Osirix can also be configured as a PACS server. The current version is 7.0 and was released on December 7, 2015.
#OSIRIX LITE COST MAC OSX#
OsiriX runs on Mac OSX and is released under the version 3 of the GNU Lesser General Public License. The free lite version can be downloaded from the OsiriX website, the source code is available at Github. The price for a single licence is 678 EUR. This version complies with the European Directive 93/42/EEC concerning medical devices. In February 2010, Antoine Rosset and Joris Heuberger created the company Pixmeo to promote and distribute the OsiriX MD version, certified for medical imaging. In March 2009, Antoine Rosset, Joris Heuberger and Osman Ratib created the OsiriX Foundation to promote open-source in medicine. Osman Ratib, Professor of Radiology in UCLA, returned to Geneva at the end of 2005 as the chairman of the Nuclear Medicine service.
#OSIRIX LITE COST MAC OS X#
In June 2005, OsiriX received two prestigious Apple Design Awards : Best Use of Open Source and Best Mac OS X Scientific Computing Solution. Joris Heuberger, a mathematician from Geneva, joined the project in March 2005 on a voluntary fellowship of 6 months in UCLA, Los Angeles. In October 2004, Antoine Rosset went back to the Geneva University Hospital in Switzerland, to continue his career as a radiologist, where he published an OsiriX reference article in June 2004 in the Journal of Digital Imaging. Osman Ratib, to explore and learn about medical digital imaging.
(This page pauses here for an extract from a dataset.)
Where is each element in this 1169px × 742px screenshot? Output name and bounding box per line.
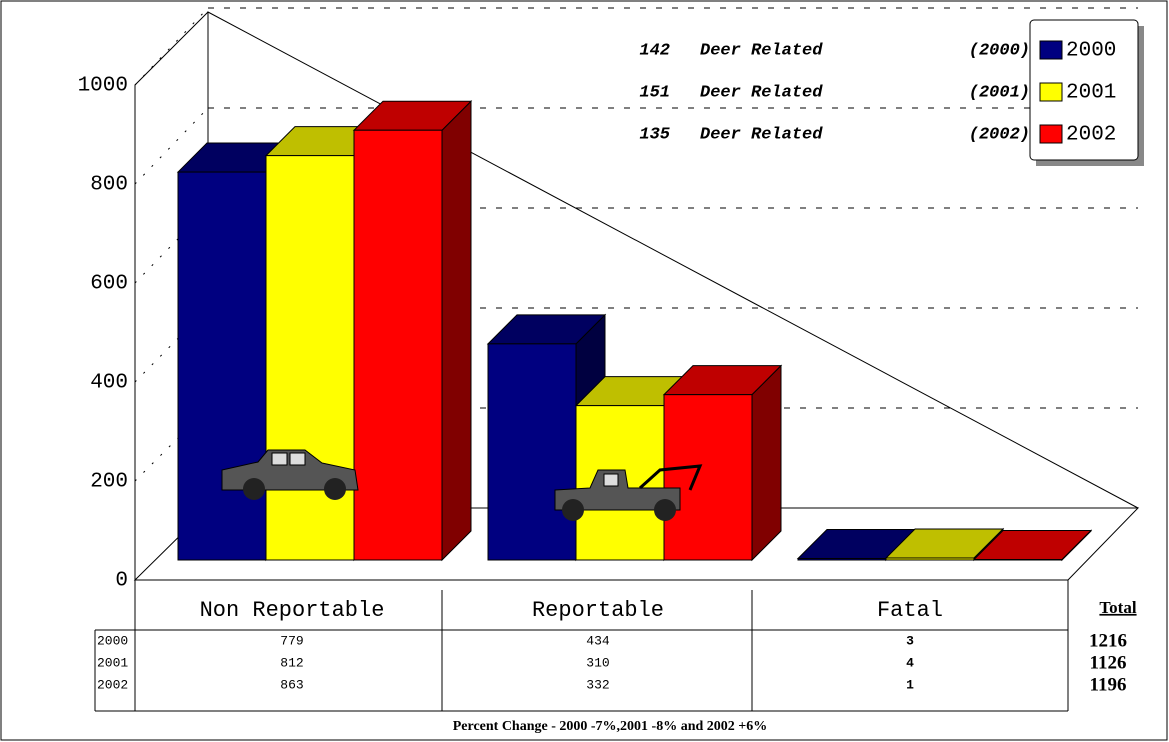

He received a grant from the Swiss National Fund to spend one year in UCLA, Los Angeles, with Prof. The first version was developed by Antoine Rosset, a radiologist from Geneva, Switzerland, working now at the La Tour Hospital in Geneva. The OsiriX project started in November 2003. Today one project is generally considered as a reference for DICOM applications : OsiriX. The list is not exhaustive I did the following segmentation to present my personal selection of current DICOM image viewers : Referring to my recent post about the DICOM standard, this contribution presents an overview about an important entity in the medical imaging workflow : DICOM image viewers.